The Liberals have been working behind the scenes to cement their party's relationship with the Democrats, while, at the same time, making sure that the Obama team knows where the Harper Tories are rooted. Liberals, including Bob Rae, have held unpublicized meetings with officials from the White House, the State Department and the Pentagon.

They report that the White House was hardly impressed, for example, at the sight of Pierre Poilievre, Mr. Harper's parliamentary secretary, and other Conservative MPs going down to attend Republican meetings. As the American political debate becomes poisonously polarized, the Obama administration's sensitivities to any conservative ideological bent have heightened. The Harper Tories are not in Sarah Palin's neighbourhood. Witness Afghanistan, for example, where they're more moderate than the Obama administration. But Liberals like to paint them as being in her region.

The Obama-Harper differences are on more than the three issues - maternal health, Arctic, Afghanistan - that Ms. Clinton raised. They differ on attitudes toward the Middle East and Muslims. On its effort to relocate Guantanamo inmates, the White House was annoyed that it received no help from Ottawa. On nuclear disarmament, an Obama priority, the United States has heard little but silence from Canada. On a broad range of social issues, the differences are deep.

Throw the Secretary of State's tendency to be blunt into the mix and the stage was set for her broadsides. On the Afghan war, Canada's exit position had been stated clearly to the Americans several times. As a parting gift, Ms.
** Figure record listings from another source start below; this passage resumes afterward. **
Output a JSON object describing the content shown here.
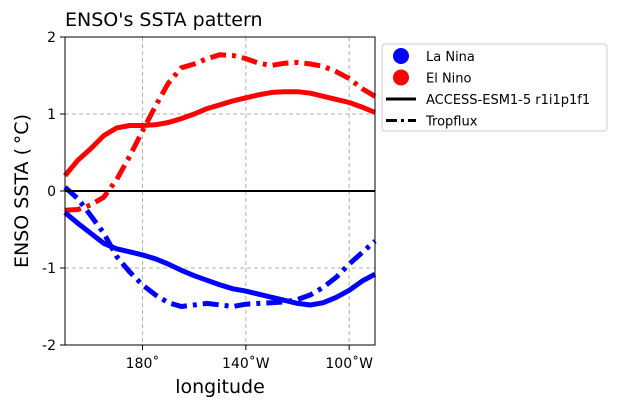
{
  "chart_data": {
    "type": "line",
    "title": "ENSO's SSTA pattern",
    "xlabel": "longitude",
    "ylabel": "ENSO SSTA ($^\\circ$C)",
    "ylabel_display": "ENSO SSTA ( °C)",
    "xlim": [
      150,
      270
    ],
    "ylim": [
      -2,
      2
    ],
    "xticks": [
      {
        "value": 180,
        "label": "180˚"
      },
      {
        "value": 220,
        "label": "140˚W"
      },
      {
        "value": 260,
        "label": "100˚W"
      }
    ],
    "yticks": [
      {
        "value": -2,
        "label": "-2"
      },
      {
        "value": -1,
        "label": "-1"
      },
      {
        "value": 0,
        "label": "0"
      },
      {
        "value": 1,
        "label": "1"
      },
      {
        "value": 2,
        "label": "2"
      }
    ],
    "grid": true,
    "legend_position": "outside-right-top",
    "legend": [
      {
        "label": "La Nina",
        "type": "marker",
        "color": "#0000ff"
      },
      {
        "label": "El Nino",
        "type": "marker",
        "color": "#ff0000"
      },
      {
        "label": "ACCESS-ESM1-5 r1i1p1f1",
        "type": "solid",
        "color": "#000000"
      },
      {
        "label": "Tropflux",
        "type": "dashdot",
        "color": "#000000"
      }
    ],
    "series": [
      {
        "name": "El Nino ACCESS-ESM1-5 r1i1p1f1",
        "color": "#ff0000",
        "style": "solid",
        "x": [
          150,
          155,
          160,
          165,
          170,
          175,
          180,
          185,
          190,
          195,
          200,
          205,
          210,
          215,
          220,
          225,
          230,
          235,
          240,
          245,
          250,
          255,
          260,
          265,
          270
        ],
        "y": [
          0.2,
          0.4,
          0.55,
          0.72,
          0.82,
          0.85,
          0.85,
          0.86,
          0.89,
          0.94,
          1.0,
          1.07,
          1.12,
          1.17,
          1.21,
          1.25,
          1.28,
          1.29,
          1.29,
          1.27,
          1.23,
          1.19,
          1.15,
          1.09,
          1.02
        ]
      },
      {
        "name": "El Nino Tropflux",
        "color": "#ff0000",
        "style": "dashdot",
        "x": [
          150,
          155,
          160,
          165,
          170,
          175,
          180,
          185,
          190,
          195,
          200,
          205,
          210,
          215,
          220,
          225,
          230,
          235,
          240,
          245,
          250,
          255,
          260,
          265,
          270
        ],
        "y": [
          -0.25,
          -0.24,
          -0.18,
          -0.08,
          0.15,
          0.45,
          0.78,
          1.1,
          1.4,
          1.6,
          1.65,
          1.72,
          1.77,
          1.76,
          1.72,
          1.66,
          1.63,
          1.66,
          1.67,
          1.65,
          1.62,
          1.55,
          1.46,
          1.33,
          1.23
        ]
      },
      {
        "name": "La Nina ACCESS-ESM1-5 r1i1p1f1",
        "color": "#0000ff",
        "style": "solid",
        "x": [
          150,
          155,
          160,
          165,
          170,
          175,
          180,
          185,
          190,
          195,
          200,
          205,
          210,
          215,
          220,
          225,
          230,
          235,
          240,
          245,
          250,
          255,
          260,
          265,
          270
        ],
        "y": [
          -0.28,
          -0.42,
          -0.55,
          -0.68,
          -0.75,
          -0.79,
          -0.83,
          -0.88,
          -0.95,
          -1.03,
          -1.1,
          -1.16,
          -1.22,
          -1.27,
          -1.3,
          -1.34,
          -1.38,
          -1.42,
          -1.46,
          -1.48,
          -1.45,
          -1.38,
          -1.29,
          -1.17,
          -1.08
        ]
      },
      {
        "name": "La Nina Tropflux",
        "color": "#0000ff",
        "style": "dashdot",
        "x": [
          150,
          155,
          160,
          165,
          170,
          175,
          180,
          185,
          190,
          195,
          200,
          205,
          210,
          215,
          220,
          225,
          230,
          235,
          240,
          245,
          250,
          255,
          260,
          265,
          270
        ],
        "y": [
          0.05,
          -0.1,
          -0.32,
          -0.55,
          -0.85,
          -1.05,
          -1.22,
          -1.35,
          -1.45,
          -1.5,
          -1.48,
          -1.46,
          -1.48,
          -1.5,
          -1.47,
          -1.46,
          -1.45,
          -1.44,
          -1.41,
          -1.35,
          -1.25,
          -1.12,
          -0.95,
          -0.8,
          -0.65
        ]
      },
      {
        "name": "zero line",
        "color": "#000000",
        "style": "solid",
        "x": [
          150,
          270
        ],
        "y": [
          0,
          0
        ]
      }
    ]
  }
}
Clinton should have been presented with a hearing aid. On the fact that Canada didn't include all coastal countries as host of the Arctic meeting, she may have had a point. She made her views clear well before arriving in Ottawa. But was it really necessary to leak her remarks to the media, to slam the Harperites publicly and to skip out on a joint press conference, prompting other foreign ministers to do the same?

On the issue of maternal mortality and the need for access to abortion, Ms. Clinton's views should have come as no surprise. In case anyone wasn't aware, they got the news brusquely at a news conference. It is news that may well kill Mr. Harper's plan to make maternal health the centrepiece of this summer's G8 summit.

Through much of bilateral history, Democratic governments in the U.S. and Liberals in Canada have tended to be closely aligned. What never seems to work is the rare combination of Democratic administrations and Conservative incumbents north of the border. The last such combination of any reasonable duration was John Kennedy and John Diefenbaker, and that was a disaster. In the 1930s, Franklin Roosevelt didn't want to have much to do with R. B. Bennett. And back in the 1880s, Grover Cleveland and John A. Macdonald almost went to war.

Liberal Leader Michael Ignatieff has a wide range of contacts, including economic guru Larry Summers, in the Obama White House. It's surprising that he's not yet been to Washington for an audience with the President to exploit their commonalities.

Now that the differences between the Democrats and the Conservatives are coming out into the open, that meeting might not be far off. Mr. Ignatieff would like nothing better than to cast himself in the Obama mould and the others at tea with Ms. Palin.